L’impossibilité de faire face à un engagement de cautionner ou d’acquitter solidairement la dette d’un entrepreneur individuel ou d’une société caractérise également une situation de surendettement.”
Dans le cadre d’une procédure de surendettement, la bonne foi des débiteurs est présumée. Il appartient à celui qui se prévaut de leur mauvaise foi de démontrer celle-ci.
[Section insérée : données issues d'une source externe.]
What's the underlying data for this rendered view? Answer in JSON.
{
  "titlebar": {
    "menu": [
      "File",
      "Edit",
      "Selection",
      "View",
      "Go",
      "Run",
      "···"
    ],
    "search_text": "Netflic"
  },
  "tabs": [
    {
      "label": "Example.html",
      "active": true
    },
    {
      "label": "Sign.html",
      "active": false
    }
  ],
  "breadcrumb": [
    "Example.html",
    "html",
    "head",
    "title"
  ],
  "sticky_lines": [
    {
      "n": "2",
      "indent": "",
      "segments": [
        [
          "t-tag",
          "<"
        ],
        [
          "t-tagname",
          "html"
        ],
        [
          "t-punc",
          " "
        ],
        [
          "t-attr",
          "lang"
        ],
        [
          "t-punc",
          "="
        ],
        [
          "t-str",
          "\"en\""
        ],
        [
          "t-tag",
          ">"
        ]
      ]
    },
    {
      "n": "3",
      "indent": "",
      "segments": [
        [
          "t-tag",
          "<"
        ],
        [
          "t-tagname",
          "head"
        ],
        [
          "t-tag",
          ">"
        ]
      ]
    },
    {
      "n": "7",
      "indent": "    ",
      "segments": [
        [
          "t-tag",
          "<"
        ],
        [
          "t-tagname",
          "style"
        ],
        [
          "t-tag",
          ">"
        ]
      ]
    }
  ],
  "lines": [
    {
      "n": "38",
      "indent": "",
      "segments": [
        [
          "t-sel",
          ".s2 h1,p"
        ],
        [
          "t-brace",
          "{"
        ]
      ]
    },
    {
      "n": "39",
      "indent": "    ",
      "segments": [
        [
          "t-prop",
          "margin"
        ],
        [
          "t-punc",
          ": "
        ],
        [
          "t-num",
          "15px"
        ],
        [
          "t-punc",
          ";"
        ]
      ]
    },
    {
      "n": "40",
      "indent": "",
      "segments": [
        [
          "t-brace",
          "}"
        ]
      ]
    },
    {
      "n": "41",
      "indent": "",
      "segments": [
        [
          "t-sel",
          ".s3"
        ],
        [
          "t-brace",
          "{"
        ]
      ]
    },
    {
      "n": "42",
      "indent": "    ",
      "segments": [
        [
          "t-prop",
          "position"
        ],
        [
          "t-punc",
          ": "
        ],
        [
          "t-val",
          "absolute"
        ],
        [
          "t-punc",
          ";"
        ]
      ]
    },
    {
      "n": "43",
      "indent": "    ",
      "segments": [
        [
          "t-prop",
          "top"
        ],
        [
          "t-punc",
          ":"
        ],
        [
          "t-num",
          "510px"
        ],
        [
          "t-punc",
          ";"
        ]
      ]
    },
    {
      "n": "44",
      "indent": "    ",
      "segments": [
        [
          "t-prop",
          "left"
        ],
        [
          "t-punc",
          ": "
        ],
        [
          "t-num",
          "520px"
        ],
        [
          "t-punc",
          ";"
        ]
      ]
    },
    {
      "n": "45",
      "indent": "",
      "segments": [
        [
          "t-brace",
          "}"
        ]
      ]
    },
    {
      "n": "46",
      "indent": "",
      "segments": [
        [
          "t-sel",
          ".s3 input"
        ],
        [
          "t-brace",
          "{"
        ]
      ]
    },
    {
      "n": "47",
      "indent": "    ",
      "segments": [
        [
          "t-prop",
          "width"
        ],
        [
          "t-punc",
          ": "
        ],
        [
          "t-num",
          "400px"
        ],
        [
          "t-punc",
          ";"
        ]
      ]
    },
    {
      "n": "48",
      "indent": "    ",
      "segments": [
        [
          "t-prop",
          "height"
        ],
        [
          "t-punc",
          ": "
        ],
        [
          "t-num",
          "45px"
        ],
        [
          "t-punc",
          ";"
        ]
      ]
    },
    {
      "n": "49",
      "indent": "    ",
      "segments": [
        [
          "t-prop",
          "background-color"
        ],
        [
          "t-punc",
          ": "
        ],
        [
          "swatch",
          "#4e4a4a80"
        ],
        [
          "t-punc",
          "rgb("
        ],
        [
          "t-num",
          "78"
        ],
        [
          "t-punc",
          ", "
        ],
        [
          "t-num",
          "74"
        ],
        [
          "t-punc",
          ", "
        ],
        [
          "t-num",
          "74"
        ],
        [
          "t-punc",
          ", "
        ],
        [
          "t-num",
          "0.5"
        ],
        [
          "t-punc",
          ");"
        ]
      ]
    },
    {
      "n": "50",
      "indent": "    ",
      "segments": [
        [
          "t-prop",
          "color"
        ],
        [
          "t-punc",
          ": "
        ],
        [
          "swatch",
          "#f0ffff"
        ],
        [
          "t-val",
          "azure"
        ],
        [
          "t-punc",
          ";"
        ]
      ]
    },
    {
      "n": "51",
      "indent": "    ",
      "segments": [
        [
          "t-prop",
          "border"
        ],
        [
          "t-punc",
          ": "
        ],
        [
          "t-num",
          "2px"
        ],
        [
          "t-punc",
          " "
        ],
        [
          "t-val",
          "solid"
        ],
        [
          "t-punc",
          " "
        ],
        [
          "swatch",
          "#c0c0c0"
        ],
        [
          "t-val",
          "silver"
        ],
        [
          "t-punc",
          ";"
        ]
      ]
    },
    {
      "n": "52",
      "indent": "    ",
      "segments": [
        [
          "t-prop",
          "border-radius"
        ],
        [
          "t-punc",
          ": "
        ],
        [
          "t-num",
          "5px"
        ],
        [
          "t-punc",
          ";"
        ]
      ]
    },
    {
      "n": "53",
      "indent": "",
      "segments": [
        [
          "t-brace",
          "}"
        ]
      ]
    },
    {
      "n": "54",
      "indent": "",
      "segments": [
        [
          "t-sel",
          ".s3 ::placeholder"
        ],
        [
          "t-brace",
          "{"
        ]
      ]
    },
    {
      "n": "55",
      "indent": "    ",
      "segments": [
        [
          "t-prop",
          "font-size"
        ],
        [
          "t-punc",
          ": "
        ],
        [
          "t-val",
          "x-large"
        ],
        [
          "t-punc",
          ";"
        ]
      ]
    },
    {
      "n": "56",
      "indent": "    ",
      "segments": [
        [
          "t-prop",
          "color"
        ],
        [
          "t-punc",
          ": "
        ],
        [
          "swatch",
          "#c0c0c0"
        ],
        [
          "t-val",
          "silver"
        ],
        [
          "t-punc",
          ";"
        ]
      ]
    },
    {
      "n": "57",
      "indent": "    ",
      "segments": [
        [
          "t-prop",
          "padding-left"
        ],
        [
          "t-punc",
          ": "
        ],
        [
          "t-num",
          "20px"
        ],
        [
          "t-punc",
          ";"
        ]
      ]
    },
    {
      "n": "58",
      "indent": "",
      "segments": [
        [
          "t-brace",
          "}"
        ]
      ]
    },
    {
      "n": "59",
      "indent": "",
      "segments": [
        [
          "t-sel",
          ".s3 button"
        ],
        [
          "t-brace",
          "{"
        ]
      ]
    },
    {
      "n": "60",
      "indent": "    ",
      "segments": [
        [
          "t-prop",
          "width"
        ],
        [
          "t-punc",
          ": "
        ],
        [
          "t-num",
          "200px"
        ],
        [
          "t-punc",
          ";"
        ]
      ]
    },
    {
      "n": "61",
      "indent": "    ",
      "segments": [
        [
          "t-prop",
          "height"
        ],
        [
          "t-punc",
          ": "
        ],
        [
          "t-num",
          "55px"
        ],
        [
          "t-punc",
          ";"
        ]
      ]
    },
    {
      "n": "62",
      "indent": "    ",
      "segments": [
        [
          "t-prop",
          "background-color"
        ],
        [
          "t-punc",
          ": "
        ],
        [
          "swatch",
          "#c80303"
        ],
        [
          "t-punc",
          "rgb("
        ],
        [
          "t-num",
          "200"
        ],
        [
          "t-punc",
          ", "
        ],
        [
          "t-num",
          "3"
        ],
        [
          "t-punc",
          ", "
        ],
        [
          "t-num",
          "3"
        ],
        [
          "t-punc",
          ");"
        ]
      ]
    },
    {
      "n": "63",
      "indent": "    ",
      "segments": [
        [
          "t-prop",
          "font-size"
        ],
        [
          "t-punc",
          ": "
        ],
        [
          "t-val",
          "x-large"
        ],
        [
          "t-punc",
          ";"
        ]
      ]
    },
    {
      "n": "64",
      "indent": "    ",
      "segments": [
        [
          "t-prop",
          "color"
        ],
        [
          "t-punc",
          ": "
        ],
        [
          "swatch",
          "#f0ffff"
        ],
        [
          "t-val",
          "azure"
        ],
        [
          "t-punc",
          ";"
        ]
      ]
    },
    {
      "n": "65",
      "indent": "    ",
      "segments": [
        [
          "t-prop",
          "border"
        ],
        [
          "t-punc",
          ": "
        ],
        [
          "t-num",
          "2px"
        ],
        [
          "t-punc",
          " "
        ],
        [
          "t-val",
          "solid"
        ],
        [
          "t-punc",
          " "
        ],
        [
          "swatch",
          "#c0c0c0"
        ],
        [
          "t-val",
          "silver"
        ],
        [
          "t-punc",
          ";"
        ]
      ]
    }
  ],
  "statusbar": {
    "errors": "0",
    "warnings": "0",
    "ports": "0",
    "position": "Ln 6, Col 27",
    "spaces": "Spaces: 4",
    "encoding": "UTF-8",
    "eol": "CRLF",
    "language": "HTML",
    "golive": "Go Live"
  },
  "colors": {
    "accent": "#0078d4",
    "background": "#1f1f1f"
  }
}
La bonne ou mauvaise foi doit s’apprécier compte tenu des circonstances de la cause et en fonction du comportement du débiteur au moment du dépôt sa demande mais aussi à la date des faits qui sont à l’origine du surendettement et pendant le processus de formation de la situation de surendettement.
En l’espèce, le créancier a l’origine du recours était ancien employeur de M. [C] [C] et précise que ce dernier ne justifie pas de la totalité de ses revenus, omettant sciemment les sommes perçues par [4].
Les époux [C] n’ont pas respecté leur engagement de justifier de ces sommes, comme de produire un relevé actualisé de la caisse d’allocations familiales.
L’étude de leur relevé de compte révèle des comportements d’achat au-delà des besoins primaires (logement, alimentation, santé…) et des crédits portés au compte compris entre 1 500 et 2250 euros entre les mois d’octobre 2025 et février 2026 sans que des versements de prestations sociales ne soient mentionnés malgré la déclaration de prestations sociales pour deux enfants à hauteur de 149 euros auprès de la commission de surendettement.
Cette situation révèle l’existence d’un autre compte bancaire, non produit.
En conséquence, il y a lieu de déclarer irrecevable la demande de Mme [Z] [C] et M. [C] [C] tendant au bénéfice d’une procédure de traitement de leur situation de surendettement.
PAR CES MOTIFS,
Le Juge des contentieux de la protection,
Statuant publiquement, par jugement réputé contradictoire et en dernier ressort,
DÉCLARE en conséquence irrecevable leur demande de pouvoir bénéficier d’une procédure de surendettement,
LAISSE les dépens à la charge de l’Etat.